I expected them to react to me with similar neutrality.
Jacob Rees-Mogg, the arcane MP who looks as though he has been extracted from the nightmare of a Victorian child, has suggested bringing back border checks “as we had during the Troubles”.
In the midst of all this, I’ve noticed a tonal shift in the way I and other Irish people speak about the English. We are more ready to call them out on all those centuries of excess, more likely to object to those pink-trousered, pink-faced dinosaurs who still perceive us as their inferiors.
(You know the one: Ha-ha, you guys love potatoes - remember, the things that all rotted before a million of you died of starvation?
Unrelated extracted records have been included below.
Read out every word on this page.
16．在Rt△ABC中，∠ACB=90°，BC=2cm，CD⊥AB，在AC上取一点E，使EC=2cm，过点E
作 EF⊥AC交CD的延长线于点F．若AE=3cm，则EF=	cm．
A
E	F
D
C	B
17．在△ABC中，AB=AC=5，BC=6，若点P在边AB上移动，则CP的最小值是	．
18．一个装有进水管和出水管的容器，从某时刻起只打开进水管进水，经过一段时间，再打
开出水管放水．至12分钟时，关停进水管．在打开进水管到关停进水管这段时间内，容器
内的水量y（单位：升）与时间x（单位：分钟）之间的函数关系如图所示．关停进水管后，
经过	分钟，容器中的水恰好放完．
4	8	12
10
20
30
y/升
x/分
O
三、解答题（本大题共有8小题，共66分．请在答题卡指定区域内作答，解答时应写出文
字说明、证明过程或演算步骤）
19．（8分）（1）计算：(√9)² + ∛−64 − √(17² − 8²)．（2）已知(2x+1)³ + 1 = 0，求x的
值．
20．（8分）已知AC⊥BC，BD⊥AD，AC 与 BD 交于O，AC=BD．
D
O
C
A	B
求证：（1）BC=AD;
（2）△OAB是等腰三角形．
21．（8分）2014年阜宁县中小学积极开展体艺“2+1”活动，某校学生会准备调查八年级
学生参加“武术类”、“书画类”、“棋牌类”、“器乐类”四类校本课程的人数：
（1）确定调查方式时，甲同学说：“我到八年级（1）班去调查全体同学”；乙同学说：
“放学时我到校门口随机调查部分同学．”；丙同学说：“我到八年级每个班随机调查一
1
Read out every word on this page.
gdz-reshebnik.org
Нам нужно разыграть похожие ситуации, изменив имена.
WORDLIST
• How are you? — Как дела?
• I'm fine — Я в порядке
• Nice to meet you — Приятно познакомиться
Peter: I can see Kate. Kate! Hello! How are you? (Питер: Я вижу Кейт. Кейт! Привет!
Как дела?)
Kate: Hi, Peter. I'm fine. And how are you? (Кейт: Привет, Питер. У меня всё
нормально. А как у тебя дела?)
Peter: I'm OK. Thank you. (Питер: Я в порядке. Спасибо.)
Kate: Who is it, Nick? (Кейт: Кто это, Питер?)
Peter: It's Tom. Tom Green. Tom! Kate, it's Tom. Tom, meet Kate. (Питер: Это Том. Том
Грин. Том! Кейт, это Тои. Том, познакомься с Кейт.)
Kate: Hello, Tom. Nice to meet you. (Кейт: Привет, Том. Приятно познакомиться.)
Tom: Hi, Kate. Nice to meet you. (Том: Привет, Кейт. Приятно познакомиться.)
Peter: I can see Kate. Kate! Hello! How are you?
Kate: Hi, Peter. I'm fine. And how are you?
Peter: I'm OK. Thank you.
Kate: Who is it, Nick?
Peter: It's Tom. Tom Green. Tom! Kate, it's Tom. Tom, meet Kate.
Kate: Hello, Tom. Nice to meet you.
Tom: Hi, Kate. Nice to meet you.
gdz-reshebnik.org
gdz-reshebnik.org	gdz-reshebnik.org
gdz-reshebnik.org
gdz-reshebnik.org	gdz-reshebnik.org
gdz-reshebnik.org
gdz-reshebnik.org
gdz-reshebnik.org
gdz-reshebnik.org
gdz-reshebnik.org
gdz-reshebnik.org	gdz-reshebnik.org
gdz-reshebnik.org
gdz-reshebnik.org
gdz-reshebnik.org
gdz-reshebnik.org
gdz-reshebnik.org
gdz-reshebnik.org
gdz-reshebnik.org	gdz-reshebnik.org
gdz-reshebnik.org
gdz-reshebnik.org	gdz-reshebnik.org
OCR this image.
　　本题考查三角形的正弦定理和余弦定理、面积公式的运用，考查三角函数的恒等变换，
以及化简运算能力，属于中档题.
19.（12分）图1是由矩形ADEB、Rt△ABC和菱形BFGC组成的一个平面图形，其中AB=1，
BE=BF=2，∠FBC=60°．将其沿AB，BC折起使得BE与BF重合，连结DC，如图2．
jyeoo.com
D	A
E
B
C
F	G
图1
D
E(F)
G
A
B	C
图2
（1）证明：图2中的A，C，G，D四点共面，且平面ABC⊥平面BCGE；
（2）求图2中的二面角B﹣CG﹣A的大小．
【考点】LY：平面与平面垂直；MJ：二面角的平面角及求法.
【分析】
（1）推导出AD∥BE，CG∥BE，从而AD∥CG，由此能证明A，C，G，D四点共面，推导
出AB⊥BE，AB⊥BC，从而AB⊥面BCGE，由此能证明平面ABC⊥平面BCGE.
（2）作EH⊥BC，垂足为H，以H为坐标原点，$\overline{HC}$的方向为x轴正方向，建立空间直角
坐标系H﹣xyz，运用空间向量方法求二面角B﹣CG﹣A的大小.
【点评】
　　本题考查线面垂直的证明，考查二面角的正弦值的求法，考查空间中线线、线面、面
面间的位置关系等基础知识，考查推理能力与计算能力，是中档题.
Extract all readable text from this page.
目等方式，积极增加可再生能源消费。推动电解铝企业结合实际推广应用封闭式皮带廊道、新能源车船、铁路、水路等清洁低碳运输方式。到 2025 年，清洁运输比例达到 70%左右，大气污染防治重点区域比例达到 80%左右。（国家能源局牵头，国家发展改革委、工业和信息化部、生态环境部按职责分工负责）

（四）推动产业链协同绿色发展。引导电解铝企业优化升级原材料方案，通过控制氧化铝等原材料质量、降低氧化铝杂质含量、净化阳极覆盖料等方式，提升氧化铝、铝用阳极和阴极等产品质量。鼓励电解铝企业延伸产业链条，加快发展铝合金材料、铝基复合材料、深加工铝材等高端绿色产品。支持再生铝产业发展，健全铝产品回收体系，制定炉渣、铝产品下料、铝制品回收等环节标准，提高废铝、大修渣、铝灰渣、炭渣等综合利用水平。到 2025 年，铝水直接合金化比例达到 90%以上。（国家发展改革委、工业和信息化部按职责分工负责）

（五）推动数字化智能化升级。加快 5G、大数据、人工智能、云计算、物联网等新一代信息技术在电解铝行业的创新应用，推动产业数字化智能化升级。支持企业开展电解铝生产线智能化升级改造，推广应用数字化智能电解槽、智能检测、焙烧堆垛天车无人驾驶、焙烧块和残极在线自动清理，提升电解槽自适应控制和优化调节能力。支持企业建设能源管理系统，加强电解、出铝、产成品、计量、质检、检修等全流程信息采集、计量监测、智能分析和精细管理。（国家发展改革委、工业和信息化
) And yes, it was consistently surprising how many English people were shocked and offended to discover that an Irish person might feel some animosity toward their country.It would have been a strange incident in any case, these English men who look like relics of the landlord class shouting at young Irish people rendered desperate because of skyrocketing rents, but it was to become more absurd still.After calling the women “scroungers” and demanding to know whether they had jobs, one of the men took the decapitated head of a pigeon out of his pocket and threw it at them.Fed up and demoralised, I wandered off to the cinema and saw , a thriller set during the Famine.In it, an Irish deserter from the English Army returns home to find his family dead and his homeland ravaged as a result of British rule.All around me were examples of the worst elements of the English ruling class: their solipsism, their hatred of the poor, their amazing rudeness.A man in a boater hat and cravat, drinking Champagne and smoking a cigar, ignored a homeless woman asking for change and then chided me when I gave her some.‘The extent to which many English people are ignorant about Ireland has become painfully clear.Crucial questions about how to avoid a hard border between Northern Ireland and the Republic remain unresolved, months before Brexit is slated to become official.’ Photograph: i Stock/Getty Images I found myself genuinely breathless with anger when I read the Conservative MP Andrew Bridgen’s recent comments assuming he would be entitled to an Irish passport post-Brexit.But what kills you is the ignorance; what grinds you down is how much they don’t know about the past and, if they do know, how little they care.It’s a strange and maddening thing to discover about the people who shaped your country’s fate and who are poised to do so again.